In contrast, La Grande Année Rosé 2004 had more vibrant youthful fruit that worked better with the food. Like the 1995, it had a tasty tangy quality nicely suited to dim sum, especially the dishes with bigger flavours. The menu continued with steamed wild prawn, Szechuan wonton, baked chicken with aubergine, and egg fried rice with long bean. Steering it away from the spicy sauces, the 2004 was particularly good with the prawn, revealing how well it would go with unadorned crustacea. Lobster would be a deliciously luxurious choice for this wine.

As a curiosity, they also served the 2004 and 2009 vintages of their Pinot-based red, Côte aux Enfants. At Bollinger, about 5 percent of this well-coloured, silky wine is used to create the rosé (theirs is a blended rosé, rather than made using the saignée method). The 2004 was good with the meatier dishes such as baked chicken with aubergine (which had a rich, sticky glaze) and Mongolian style venison, one of the final dishes served. (The 2009 is being released later this year and the 2004 came from their library of back vintages). They were interesting to taste, although for the price, smart red burgundy would be a more tempting candidate.
We finished lunch with strawberry yuzu and Bollinger Rosé (non-vintage). This non-vintage rosé had pretty strawberry and raspberry fruit, but was far too dry for the dessert.
Considering the meal as a whole, as long as you tread carefully with the chilli and garlic, rosé Champagne is an indulgent and versatile choice for dim sum.
Lucy Bridgers attended the lunch as a guest of Bollinger.

Pairing Cheese and Champagne
Cheese and champagne might not sound like natural bedfellows but if you think about the pairing for a moment you immediately realise they have quite a thing going. Many canapés - like gougères and cheese straws - are made with cheese for example and go wonderfully well with champagne but what about individual cheeses?
I had the opportunity to taste a range of cheeses with champagne recently and came to a few new conclusions.
- Mild slightly chalky cheeses work well. The classic example is Chaource, a cheese which is often paired with champagne but a mild but flavourful cheese like Gorwydd Caerphilly is good too. Very mild cheese like Mozzarella is an undemanding but also slightly uninteresting match
- Rosé champagne seems a more flexible partner than ordinary non-vintage. We tried two - a Moet rosé and a Benoit Marguet Grand Cru Rosé and they both showed well, particularly with Mistralou (goats cheese wrapped in chestnut leaf) and a Brie de Meaux. But a stronger goats’ cheese killed the Marguet stone dead so you need to take care.

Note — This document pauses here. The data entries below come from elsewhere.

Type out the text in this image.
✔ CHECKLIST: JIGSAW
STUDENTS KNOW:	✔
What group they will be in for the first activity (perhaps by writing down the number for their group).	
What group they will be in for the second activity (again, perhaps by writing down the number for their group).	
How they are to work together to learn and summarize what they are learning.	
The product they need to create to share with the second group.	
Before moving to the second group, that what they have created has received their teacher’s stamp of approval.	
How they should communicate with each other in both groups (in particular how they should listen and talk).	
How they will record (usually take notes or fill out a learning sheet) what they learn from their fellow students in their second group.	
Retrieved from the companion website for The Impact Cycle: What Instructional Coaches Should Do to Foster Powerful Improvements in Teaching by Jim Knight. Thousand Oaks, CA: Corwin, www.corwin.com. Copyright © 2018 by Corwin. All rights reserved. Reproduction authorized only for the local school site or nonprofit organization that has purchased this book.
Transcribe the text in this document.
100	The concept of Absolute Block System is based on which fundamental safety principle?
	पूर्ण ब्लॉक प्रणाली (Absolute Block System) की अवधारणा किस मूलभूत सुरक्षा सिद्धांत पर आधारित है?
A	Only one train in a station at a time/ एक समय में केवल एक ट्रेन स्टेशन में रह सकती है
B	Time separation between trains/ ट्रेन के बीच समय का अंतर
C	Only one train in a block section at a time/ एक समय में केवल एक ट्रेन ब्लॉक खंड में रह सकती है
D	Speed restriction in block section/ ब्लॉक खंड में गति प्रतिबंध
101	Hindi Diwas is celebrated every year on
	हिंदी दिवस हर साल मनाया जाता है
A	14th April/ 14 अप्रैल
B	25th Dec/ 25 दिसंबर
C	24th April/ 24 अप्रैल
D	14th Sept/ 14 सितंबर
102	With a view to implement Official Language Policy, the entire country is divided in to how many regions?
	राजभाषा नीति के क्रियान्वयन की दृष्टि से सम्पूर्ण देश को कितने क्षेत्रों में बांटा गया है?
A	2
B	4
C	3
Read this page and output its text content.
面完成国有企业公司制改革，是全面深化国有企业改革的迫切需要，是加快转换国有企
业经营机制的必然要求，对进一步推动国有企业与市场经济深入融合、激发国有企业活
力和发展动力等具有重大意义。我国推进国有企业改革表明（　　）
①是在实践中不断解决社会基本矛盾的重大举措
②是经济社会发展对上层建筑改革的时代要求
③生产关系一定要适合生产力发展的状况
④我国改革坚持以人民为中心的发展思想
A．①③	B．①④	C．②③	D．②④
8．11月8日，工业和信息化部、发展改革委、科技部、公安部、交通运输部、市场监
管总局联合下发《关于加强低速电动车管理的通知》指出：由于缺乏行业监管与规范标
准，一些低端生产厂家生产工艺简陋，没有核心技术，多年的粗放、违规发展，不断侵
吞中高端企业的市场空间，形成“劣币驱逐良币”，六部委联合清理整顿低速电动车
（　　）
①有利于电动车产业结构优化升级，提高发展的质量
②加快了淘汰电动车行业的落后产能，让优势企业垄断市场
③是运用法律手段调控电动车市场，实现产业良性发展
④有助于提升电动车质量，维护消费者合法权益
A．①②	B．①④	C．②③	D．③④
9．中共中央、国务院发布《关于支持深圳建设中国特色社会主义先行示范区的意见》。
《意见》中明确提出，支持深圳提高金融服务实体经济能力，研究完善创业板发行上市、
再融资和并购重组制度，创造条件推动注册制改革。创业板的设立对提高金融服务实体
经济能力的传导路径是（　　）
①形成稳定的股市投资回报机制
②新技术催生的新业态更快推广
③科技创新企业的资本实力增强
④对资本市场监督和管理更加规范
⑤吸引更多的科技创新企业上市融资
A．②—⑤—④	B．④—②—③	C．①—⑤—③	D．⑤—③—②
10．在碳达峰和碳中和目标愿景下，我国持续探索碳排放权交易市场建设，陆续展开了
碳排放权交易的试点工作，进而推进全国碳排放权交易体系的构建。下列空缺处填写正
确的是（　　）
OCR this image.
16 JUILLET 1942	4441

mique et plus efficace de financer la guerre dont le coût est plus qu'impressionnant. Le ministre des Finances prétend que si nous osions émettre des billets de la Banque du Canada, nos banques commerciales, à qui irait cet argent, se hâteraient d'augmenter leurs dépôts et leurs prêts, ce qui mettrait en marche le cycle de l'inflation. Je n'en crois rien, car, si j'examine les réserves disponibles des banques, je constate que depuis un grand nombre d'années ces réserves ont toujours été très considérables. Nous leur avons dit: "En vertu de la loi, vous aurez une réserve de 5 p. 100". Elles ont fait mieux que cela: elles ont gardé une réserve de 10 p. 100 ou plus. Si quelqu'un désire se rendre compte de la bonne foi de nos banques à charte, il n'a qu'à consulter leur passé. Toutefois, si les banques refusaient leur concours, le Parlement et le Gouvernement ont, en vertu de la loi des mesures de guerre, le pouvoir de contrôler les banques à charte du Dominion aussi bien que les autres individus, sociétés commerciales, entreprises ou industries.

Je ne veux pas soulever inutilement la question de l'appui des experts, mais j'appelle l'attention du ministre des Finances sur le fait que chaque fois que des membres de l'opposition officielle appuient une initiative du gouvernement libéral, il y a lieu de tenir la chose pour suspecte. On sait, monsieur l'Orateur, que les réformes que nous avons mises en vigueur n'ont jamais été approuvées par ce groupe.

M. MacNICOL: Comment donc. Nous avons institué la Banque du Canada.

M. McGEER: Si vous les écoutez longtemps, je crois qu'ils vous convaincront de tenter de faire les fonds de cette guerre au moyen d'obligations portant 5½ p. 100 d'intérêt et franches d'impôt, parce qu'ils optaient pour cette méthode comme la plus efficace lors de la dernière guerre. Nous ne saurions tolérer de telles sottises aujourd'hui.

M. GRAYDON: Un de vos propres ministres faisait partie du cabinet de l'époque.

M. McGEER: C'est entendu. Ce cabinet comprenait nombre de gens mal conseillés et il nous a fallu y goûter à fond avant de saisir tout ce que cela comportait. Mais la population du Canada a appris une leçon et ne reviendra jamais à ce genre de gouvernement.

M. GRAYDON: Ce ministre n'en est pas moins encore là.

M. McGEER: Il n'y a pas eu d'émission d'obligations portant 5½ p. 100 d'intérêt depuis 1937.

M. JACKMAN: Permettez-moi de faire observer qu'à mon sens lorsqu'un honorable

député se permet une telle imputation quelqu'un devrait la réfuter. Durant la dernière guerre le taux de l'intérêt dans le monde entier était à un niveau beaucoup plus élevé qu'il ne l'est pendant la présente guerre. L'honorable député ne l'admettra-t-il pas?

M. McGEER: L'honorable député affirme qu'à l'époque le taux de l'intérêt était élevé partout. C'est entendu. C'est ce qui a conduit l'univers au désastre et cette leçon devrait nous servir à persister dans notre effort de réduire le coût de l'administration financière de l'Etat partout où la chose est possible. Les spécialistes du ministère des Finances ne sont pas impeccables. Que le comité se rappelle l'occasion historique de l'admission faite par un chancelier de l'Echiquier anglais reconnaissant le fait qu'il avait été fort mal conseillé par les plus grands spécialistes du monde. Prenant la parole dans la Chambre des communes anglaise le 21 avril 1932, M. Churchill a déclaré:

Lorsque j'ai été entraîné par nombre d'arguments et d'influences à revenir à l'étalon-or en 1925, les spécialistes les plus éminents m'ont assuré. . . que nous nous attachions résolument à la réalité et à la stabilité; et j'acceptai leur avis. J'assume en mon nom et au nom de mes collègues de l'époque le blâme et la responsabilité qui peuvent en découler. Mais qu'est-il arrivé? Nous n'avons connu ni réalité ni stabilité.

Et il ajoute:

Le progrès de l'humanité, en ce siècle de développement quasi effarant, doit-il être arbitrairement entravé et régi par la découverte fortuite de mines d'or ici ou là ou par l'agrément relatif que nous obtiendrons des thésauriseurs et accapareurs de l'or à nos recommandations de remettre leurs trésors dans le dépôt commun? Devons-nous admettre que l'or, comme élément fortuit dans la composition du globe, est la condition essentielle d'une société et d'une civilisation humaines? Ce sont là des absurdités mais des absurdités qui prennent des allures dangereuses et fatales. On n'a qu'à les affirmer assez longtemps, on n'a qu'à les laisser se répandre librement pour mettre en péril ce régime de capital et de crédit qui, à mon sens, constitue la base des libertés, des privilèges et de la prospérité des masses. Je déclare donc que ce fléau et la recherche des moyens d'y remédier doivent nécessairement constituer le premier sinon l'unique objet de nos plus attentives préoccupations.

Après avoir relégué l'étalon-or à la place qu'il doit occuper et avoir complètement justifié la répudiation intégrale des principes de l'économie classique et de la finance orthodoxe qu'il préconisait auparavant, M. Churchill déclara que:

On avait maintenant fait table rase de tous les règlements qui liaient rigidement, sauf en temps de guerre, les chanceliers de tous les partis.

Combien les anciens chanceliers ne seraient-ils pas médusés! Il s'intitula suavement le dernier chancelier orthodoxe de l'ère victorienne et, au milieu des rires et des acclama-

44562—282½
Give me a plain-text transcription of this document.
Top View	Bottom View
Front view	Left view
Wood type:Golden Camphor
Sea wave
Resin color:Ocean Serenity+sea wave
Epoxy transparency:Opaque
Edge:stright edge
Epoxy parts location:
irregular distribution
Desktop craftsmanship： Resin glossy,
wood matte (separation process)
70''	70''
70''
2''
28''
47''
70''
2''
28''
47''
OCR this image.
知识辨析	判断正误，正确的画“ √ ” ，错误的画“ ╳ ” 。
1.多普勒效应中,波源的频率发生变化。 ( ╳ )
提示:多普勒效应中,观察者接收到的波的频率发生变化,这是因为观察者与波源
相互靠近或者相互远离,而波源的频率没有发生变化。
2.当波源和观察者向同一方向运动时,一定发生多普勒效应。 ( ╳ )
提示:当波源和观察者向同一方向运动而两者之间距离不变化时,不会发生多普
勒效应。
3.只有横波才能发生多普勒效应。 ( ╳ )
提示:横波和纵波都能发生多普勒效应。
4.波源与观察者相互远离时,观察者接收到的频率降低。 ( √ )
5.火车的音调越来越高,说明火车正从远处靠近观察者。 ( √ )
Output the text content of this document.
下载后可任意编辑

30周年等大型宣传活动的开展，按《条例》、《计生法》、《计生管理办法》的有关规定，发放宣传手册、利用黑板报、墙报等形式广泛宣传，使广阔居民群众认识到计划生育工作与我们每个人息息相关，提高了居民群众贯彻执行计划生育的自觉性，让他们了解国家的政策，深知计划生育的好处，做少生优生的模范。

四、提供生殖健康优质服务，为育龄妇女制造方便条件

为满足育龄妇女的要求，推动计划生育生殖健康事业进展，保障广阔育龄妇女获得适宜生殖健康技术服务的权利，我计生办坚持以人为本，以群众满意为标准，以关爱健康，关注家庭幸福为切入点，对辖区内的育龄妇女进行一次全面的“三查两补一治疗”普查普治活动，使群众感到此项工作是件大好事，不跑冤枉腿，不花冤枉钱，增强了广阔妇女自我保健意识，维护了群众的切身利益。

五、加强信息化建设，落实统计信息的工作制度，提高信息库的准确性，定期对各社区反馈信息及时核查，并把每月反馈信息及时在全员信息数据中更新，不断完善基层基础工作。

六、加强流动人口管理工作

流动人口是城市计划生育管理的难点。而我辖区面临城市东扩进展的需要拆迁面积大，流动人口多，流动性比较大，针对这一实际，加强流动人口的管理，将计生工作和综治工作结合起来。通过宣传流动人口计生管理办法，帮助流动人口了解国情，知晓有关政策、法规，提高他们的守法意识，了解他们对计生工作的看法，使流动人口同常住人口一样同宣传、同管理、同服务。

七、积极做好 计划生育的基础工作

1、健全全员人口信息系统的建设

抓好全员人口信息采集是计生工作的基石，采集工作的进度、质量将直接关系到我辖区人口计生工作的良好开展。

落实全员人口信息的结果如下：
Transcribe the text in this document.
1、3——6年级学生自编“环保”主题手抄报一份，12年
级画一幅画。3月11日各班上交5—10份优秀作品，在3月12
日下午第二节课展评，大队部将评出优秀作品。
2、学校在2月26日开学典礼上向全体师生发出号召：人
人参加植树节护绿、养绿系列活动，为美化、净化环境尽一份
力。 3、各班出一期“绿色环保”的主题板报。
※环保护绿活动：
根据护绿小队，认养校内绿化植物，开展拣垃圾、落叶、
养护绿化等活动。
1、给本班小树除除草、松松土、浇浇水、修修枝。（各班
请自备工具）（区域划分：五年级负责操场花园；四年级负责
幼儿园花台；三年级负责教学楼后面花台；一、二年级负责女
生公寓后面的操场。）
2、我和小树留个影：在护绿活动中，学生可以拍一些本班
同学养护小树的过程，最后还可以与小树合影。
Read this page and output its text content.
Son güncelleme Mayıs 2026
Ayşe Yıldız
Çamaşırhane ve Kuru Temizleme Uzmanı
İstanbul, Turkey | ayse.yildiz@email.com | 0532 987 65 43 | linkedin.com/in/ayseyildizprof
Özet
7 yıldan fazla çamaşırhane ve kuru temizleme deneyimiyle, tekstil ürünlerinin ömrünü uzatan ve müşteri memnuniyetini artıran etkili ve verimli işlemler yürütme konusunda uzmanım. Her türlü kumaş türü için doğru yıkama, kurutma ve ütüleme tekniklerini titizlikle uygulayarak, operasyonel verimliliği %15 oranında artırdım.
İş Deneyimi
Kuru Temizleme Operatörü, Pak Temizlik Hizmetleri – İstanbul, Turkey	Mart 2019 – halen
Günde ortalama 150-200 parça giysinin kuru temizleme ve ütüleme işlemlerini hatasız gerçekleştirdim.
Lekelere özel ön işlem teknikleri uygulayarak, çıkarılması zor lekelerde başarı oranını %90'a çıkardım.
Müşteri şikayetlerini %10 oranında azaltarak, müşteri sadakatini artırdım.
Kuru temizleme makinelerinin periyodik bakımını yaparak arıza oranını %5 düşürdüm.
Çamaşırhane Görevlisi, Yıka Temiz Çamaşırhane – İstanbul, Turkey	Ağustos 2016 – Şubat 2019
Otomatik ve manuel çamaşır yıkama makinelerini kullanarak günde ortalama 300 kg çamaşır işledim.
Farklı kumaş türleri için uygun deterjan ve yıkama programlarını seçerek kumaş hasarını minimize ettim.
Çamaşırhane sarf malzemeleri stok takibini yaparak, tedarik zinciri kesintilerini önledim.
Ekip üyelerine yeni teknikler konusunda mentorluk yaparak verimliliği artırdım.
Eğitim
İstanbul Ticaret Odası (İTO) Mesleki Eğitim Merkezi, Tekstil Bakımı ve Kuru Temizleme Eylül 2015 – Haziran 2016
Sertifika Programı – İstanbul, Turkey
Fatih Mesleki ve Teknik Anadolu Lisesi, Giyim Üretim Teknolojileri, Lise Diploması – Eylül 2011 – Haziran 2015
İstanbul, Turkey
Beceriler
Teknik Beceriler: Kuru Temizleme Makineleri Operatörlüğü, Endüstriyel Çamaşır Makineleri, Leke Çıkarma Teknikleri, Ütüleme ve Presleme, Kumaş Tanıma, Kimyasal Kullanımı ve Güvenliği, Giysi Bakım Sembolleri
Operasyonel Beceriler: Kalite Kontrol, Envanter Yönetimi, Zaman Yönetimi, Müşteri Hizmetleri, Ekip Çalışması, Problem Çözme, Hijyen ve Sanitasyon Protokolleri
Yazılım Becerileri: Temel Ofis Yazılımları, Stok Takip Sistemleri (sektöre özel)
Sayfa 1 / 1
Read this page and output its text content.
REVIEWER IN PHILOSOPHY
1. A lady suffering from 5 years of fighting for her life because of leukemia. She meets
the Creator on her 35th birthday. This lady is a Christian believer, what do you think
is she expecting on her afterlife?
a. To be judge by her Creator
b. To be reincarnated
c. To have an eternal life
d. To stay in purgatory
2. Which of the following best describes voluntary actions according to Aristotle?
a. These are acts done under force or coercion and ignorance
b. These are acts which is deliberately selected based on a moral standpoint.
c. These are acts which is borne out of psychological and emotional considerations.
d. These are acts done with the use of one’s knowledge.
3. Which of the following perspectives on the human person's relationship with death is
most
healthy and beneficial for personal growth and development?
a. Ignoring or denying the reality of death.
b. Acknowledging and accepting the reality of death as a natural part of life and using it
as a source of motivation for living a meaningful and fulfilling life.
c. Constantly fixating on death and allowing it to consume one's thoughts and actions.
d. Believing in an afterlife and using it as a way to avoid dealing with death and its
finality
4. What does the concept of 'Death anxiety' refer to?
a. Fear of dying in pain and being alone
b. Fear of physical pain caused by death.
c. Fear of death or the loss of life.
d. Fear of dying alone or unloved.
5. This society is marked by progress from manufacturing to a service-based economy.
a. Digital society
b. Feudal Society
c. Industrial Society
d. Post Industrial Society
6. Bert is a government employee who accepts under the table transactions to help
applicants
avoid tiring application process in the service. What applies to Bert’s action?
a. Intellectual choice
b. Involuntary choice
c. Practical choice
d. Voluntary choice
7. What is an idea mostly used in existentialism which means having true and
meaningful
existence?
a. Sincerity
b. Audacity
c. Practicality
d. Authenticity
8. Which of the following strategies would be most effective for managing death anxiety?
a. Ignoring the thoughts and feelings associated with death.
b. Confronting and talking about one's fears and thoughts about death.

- An Ossau Iraty sheeps cheese went well with most of the champagnes - the slightly nutty taste and smooth texture of hard sheeps’ cheese seems a good foil to champagne
- Washed rind cheeses as usual are tricky. If they’re not too mature, like the Reblochon and Langres we tried, they may work but if they’ve been allowed to get very mature like an incredibly gooey St Marcellin they’ll slaughter champagne (along with most other wines)
- Strong blues, as might be expected, are quite overwhelming but the creamy texture of Stichelton, an unpasteurised verson of Stilton, made it an unexpectedly good match for an elegant low dosage Jacquesson 732 (though coming mainly from the 2004 vintage it has quite a bit of bottle age)
- Parmesan is probably the ultimate champagne cheese - a case of umami meets umami
In general the stronger the cheese the older and more powerful the champagne you need. A mature Comté for example overwhelmed the fresh-tasting non-vintage champagnes but I suspect would have been great with an older champagne or a Prestige Cuve like Krug.